The Patriot Act

Review by Neil Pooran | 13 Aug 2008

In one of the darkest moments of the 1950s red scare, lauded playwright Arthur Miller was famously dragged before the Senate’s Un-American Activities Committee and summarily punished for refusing to implicate his friends in "subversive" activities. The Patriot Act takes Miller’s experiences as an inspiration and borrows much from his dramatic style, doing a superb job of updating the tale of an artist struggling to come to terms with oppressive circumstances.

US actor Will Lyman excels as William Carpenter, an elderly playwright whose controversial plays have irked people at the top of a distinctly Bush-style government. Accused of inciting terrorism, Carpenter faces a trip to Guantanamo until a senior White House aide offers him the chance to write an anti-terrorism play for the government in exchange for freedom. Made to chose between compromising his ideals or being unable to ever write again, Carpenter’s mind drifts into the troubled past of his family as he struggles to make a decision.

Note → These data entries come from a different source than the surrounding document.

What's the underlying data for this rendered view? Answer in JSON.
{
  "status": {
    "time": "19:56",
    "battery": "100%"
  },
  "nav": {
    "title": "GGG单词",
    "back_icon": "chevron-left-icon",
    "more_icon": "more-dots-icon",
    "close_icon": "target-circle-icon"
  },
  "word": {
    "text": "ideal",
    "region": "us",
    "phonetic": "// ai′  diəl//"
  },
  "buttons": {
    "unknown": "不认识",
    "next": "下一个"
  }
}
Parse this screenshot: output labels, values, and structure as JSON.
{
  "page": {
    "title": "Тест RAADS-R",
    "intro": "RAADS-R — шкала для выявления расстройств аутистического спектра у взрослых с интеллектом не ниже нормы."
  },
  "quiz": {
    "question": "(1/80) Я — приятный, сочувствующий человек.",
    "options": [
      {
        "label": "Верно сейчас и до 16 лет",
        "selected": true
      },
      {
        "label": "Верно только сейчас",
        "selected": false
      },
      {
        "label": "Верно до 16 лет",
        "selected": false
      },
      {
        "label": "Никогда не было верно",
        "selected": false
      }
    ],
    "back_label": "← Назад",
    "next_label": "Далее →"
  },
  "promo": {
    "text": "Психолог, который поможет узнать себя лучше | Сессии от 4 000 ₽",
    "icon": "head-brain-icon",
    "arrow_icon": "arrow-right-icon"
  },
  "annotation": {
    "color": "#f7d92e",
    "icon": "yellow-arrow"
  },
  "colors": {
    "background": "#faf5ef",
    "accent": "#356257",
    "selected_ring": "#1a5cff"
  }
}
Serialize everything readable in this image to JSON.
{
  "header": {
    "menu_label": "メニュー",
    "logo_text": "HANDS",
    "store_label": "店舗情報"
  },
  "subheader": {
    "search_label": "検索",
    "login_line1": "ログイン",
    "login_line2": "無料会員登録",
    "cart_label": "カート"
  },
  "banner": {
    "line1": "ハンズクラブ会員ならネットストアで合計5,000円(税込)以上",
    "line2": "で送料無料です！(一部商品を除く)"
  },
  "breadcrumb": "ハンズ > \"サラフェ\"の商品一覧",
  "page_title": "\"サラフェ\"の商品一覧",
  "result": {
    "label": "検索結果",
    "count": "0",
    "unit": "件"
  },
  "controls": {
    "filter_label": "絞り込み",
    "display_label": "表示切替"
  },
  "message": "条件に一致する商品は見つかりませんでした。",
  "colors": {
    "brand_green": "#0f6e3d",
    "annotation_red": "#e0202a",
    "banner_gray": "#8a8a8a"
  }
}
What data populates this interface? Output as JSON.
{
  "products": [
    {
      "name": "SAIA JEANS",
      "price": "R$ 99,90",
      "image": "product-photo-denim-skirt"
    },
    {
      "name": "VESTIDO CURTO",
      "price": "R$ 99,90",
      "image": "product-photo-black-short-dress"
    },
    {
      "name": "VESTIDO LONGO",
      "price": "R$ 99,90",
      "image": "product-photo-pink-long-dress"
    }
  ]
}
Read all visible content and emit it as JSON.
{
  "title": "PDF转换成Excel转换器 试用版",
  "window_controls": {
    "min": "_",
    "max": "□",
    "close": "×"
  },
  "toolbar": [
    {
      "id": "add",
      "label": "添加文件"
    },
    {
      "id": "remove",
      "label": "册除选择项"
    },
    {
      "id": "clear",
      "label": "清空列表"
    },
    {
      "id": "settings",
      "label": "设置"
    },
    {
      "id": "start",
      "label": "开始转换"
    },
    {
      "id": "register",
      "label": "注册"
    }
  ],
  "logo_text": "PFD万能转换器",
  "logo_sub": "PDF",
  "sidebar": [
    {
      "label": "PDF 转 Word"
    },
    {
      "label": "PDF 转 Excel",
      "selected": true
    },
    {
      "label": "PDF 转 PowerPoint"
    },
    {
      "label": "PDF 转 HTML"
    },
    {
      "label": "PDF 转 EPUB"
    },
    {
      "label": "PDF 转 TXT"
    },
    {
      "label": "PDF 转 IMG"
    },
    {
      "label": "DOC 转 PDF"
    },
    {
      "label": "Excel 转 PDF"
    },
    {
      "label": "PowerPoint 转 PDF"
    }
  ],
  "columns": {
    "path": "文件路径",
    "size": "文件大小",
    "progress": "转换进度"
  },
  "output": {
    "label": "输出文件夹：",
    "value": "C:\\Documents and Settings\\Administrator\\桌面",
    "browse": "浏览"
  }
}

The Patriot Act is not so much a polemic as it is a mature discussion of modern-day liberty, and it is all the better for it. Robert Pemberton’s smarmy, Southern government official is no one-dimensional antagonist but a man with reasonable arguments and kind mannerisms. Carpenter himself is flawed, extolling civil liberties while also seeking to control the life of his son.

Putting the playwright in the play is never easy to do well, but production company Green Room Presents have created a stunning tribute to the actions and ideas of one of America’s great heroes.